Il trattato di Aquisgrana e la Nuova Via della Seta hanno messo la classe politica italiana di fronte alla responsabilità di fare scelte che comportano decisioni coraggiose e che richiedono di avere un’idea sul modo in cui il Paese deve affrontare le incertezze di questa fase della globalizzazione. Ma, mentre cresce la domanda di progetti politici che sappiano coniugare innovazione e tradizione, la classe politica nostrana abdica del tutto alla propria funzione, affidandosi a forze a lei esterne. Non si discute su come uscire dalla crisi, ma su quale Paese possa aiutarci a farlo, magari invocando interventi esterni che non arriveranno mai. Dopo aver perso la sua connotazione ideologica e la base sociale, e dopo la fine della stagione dei partiti personali, alla politica non rimane che gestire il Paese per conto terzi.

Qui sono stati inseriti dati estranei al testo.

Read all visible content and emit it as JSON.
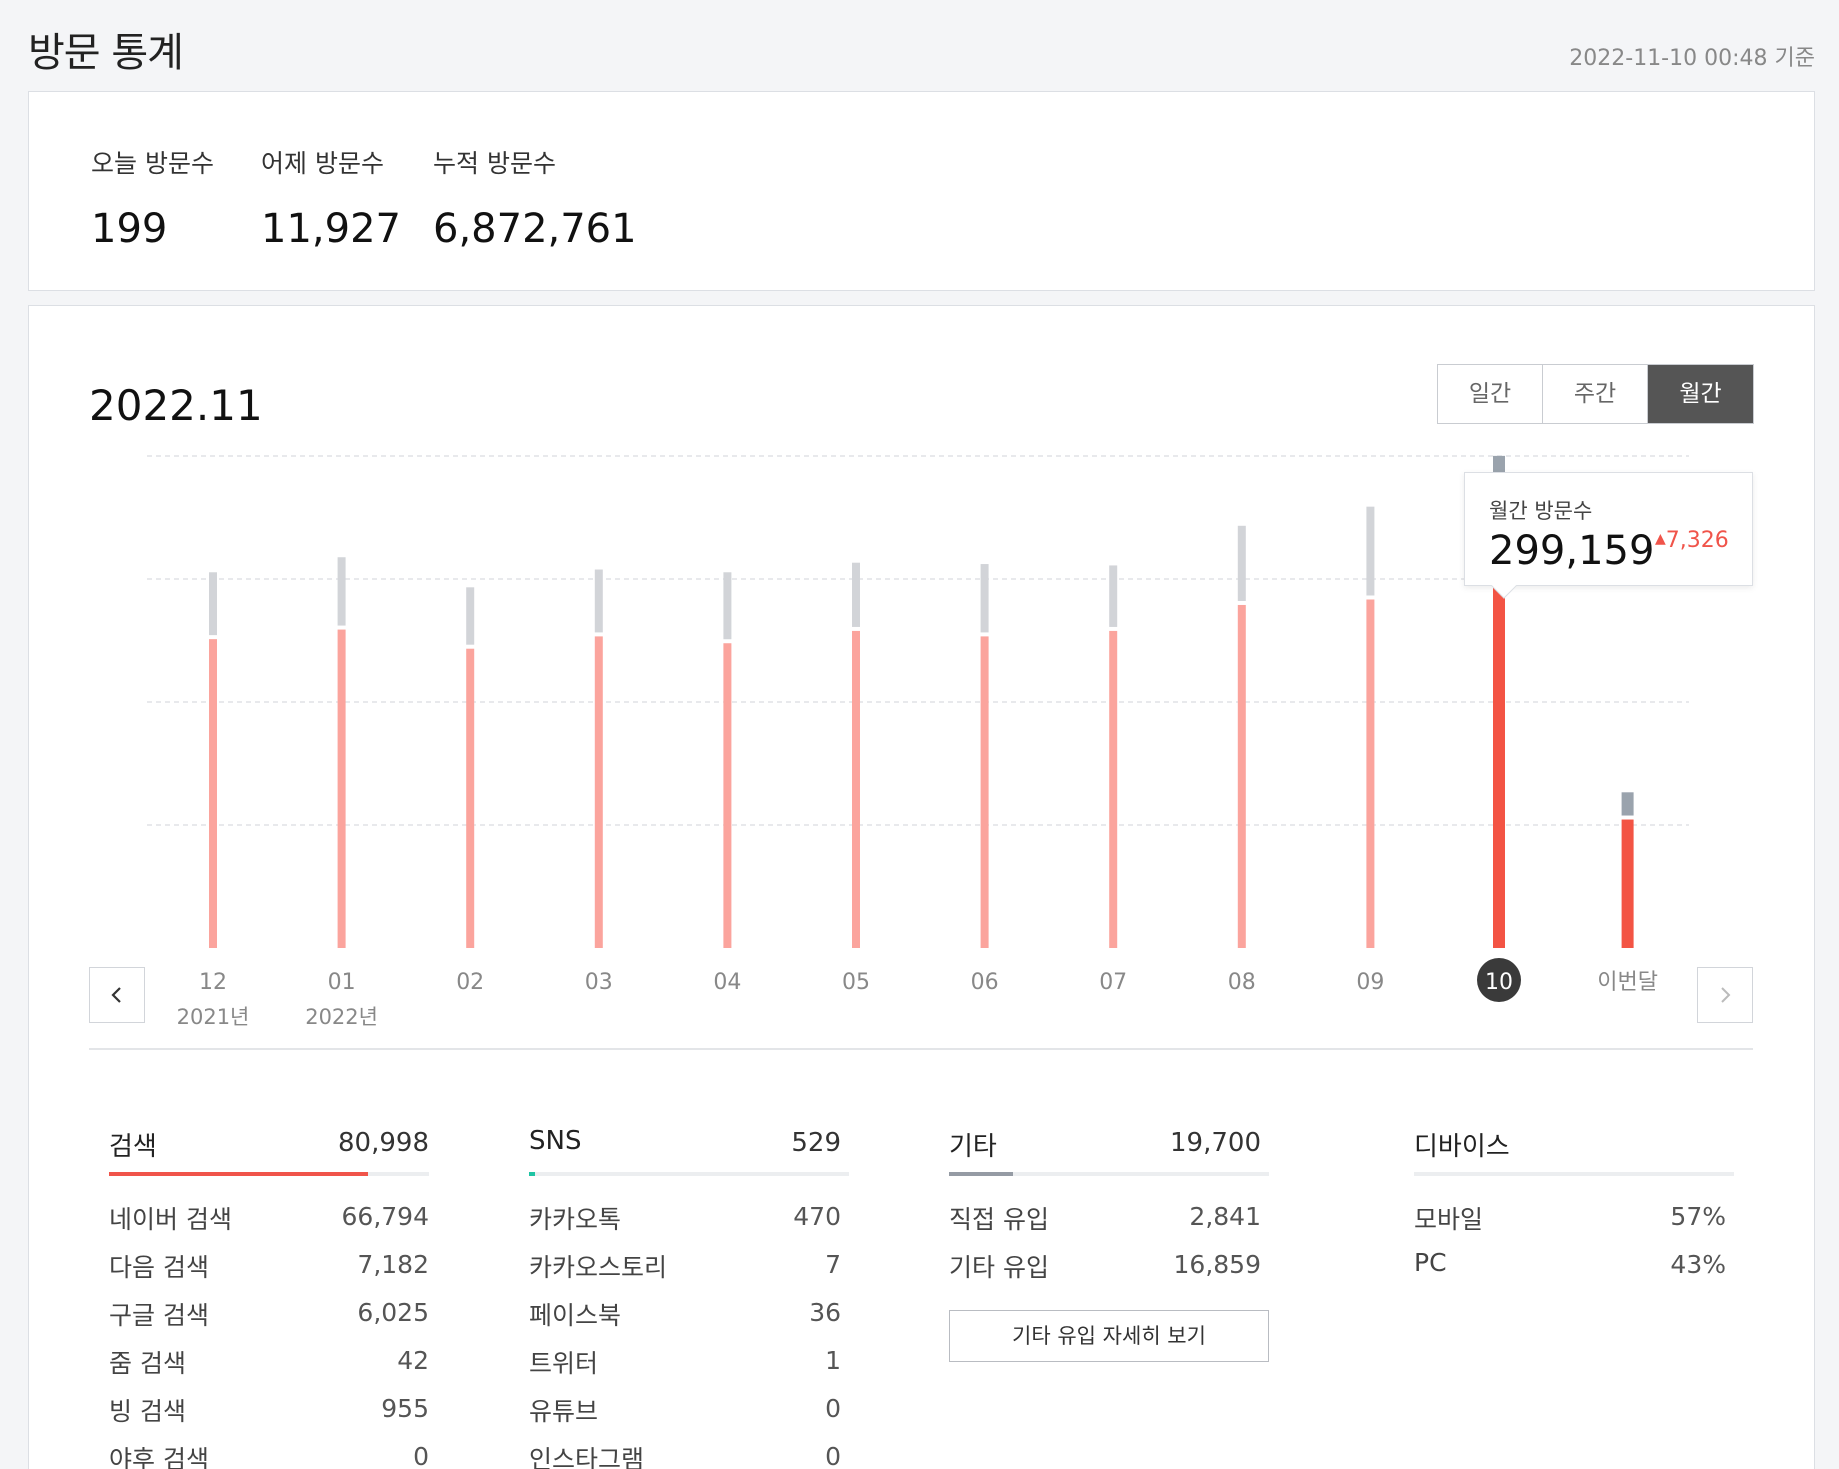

I grandi giornali nazionali non sono estranei a questo gioco: vere e proprie macchine della quotidiana indignazione (anti)nazionale e fustigatori dell’insipienza italica, si esercitano nella continua ricerca di modelli esteri virtuosi a cui il Paese deve conformarsi. A costo di sembrare cinici, ci si dovrebbe interrogare su quanto poco disinteressata sia questa sdegnata reprimenda e sulla provenienza degli interessi che la muove.

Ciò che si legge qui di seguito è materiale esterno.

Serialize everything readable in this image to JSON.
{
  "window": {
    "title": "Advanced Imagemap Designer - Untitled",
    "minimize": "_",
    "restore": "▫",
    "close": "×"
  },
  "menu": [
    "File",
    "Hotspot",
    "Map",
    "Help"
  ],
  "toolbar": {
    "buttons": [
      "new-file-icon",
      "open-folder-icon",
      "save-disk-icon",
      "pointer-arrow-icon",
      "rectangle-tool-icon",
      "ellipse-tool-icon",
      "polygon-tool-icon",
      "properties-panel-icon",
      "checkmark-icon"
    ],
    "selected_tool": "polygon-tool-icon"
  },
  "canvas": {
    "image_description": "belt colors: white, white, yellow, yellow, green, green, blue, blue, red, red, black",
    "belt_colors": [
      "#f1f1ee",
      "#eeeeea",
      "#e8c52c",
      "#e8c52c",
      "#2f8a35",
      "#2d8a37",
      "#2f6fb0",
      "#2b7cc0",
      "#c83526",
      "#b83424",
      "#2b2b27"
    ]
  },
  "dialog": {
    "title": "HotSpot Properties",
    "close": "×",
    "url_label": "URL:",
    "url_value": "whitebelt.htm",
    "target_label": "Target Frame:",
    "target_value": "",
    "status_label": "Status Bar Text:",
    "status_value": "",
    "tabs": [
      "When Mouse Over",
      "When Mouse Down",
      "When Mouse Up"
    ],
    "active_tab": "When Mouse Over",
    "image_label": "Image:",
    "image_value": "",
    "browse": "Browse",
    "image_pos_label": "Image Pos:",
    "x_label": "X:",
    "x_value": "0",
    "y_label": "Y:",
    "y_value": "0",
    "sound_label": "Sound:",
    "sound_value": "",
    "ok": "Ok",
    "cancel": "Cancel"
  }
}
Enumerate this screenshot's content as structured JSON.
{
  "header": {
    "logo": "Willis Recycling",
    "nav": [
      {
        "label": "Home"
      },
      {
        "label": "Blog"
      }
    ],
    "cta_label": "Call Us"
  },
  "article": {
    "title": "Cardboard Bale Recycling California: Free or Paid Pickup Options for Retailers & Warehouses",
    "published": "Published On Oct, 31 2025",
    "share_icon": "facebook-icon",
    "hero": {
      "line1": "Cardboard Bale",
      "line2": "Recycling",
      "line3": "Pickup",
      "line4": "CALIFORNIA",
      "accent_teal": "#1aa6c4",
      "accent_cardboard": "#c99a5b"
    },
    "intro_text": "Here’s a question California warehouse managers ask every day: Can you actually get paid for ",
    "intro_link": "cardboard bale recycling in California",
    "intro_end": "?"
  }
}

Nel contesto italiano neoliberismo, populismo, europeismo e sovranismo sembrano essere concetti vuoti, che rimandano strumentalmente a schieramenti che rispondono a interessi che trovano la loro ragione d’essere fuori dai confini nazionali. Parole d’ordine che connotano partiti e fazioni solo in funzione di un posizionamento all’interno dello scacchiere internazionale.

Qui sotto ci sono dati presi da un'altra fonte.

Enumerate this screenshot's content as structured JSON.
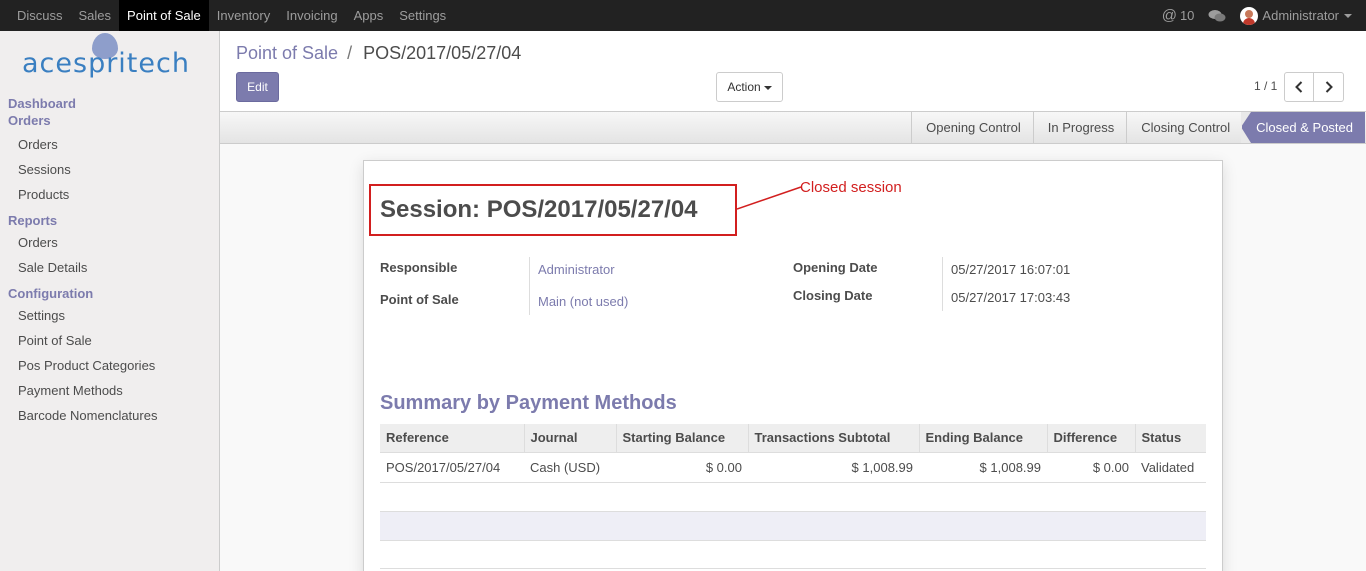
{
  "topbar": {
    "apps": [
      "Discuss",
      "Sales",
      "Point of Sale",
      "Inventory",
      "Invoicing",
      "Apps",
      "Settings"
    ],
    "active_app": "Point of Sale",
    "mentions_count": "10",
    "user": "Administrator"
  },
  "logo": {
    "text": "acespritech"
  },
  "sidebar": {
    "dashboard": "Dashboard",
    "orders_section": "Orders",
    "orders_items": [
      "Orders",
      "Sessions",
      "Products"
    ],
    "reports_section": "Reports",
    "reports_items": [
      "Orders",
      "Sale Details"
    ],
    "config_section": "Configuration",
    "config_items": [
      "Settings",
      "Point of Sale",
      "Pos Product Categories",
      "Payment Methods",
      "Barcode Nomenclatures"
    ]
  },
  "control_panel": {
    "breadcrumb_parent": "Point of Sale",
    "breadcrumb_sep": "/",
    "breadcrumb_current": "POS/2017/05/27/04",
    "edit_label": "Edit",
    "action_label": "Action",
    "pager": "1 / 1"
  },
  "statusbar": {
    "stages": [
      "Opening Control",
      "In Progress",
      "Closing Control",
      "Closed & Posted"
    ],
    "active_stage": "Closed & Posted"
  },
  "form": {
    "title": "Session: POS/2017/05/27/04",
    "annotation": "Closed session",
    "responsible_label": "Responsible",
    "responsible_value": "Administrator",
    "pos_label": "Point of Sale",
    "pos_value": "Main (not used)",
    "opening_label": "Opening Date",
    "opening_value": "05/27/2017 16:07:01",
    "closing_label": "Closing Date",
    "closing_value": "05/27/2017 17:03:43",
    "summary_title": "Summary by Payment Methods",
    "table": {
      "headers": [
        "Reference",
        "Journal",
        "Starting Balance",
        "Transactions Subtotal",
        "Ending Balance",
        "Difference",
        "Status"
      ],
      "rows": [
        [
          "POS/2017/05/27/04",
          "Cash (USD)",
          "$ 0.00",
          "$ 1,008.99",
          "$ 1,008.99",
          "$ 0.00",
          "Validated"
        ]
      ]
    }
  },
  "colors": {
    "accent": "#7c7bad",
    "annotation": "#d21f1f",
    "topbar": "#222222"
  }
}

La debolezza del sistema Paese si misura proprio nel rapporto subalterno che le sue classi politiche hanno maturato rispetto alle forze che le impongono “vincoli esterni” di natura formale e informale. Una volta che si è abbandonata ogni strategia di lungo e medio periodo e che si sono smarriti i rapporti privilegiati con gli interlocutori tradizionali, alle classi dirigenti del nostro Paese non rimane che affidarsi al posizionamento tattico e alla speranza di aver puntato sul cavallo giusto. Non bisogna essere particolarmente avveduti per capire che, in un contesto internazionale caratterizzato da instabilità e competizione senza quartiere, un atteggiamento del genere, che è al contempo remissivo e spregiudicato, rischia di mettere a rischio l’integrità del sistema paese.

Paolo Sylos Labini nel suo “Ahi serva Italia: un appello ai miei concittadini” auspicava una rinascita civile e ideale del Paese basata sulla libera e consapevole assunzione di responsabilità di ogni singolo cittadino. Un’uscita dallo stato di minorità, che consentirebbe finalmente di avviare un autonomo processo di sviluppo economico e sociale.

Ma il Paese sembra aver preso un’altra strada; il suo destino al momento sembra essere in bilico fra la possibilità che esso cada nelle mani di qualche incantatore di folle o che diventi preda degli appetiti di nazioni che in puro spirito neo-coloniale si spartiranno le sue spoglie.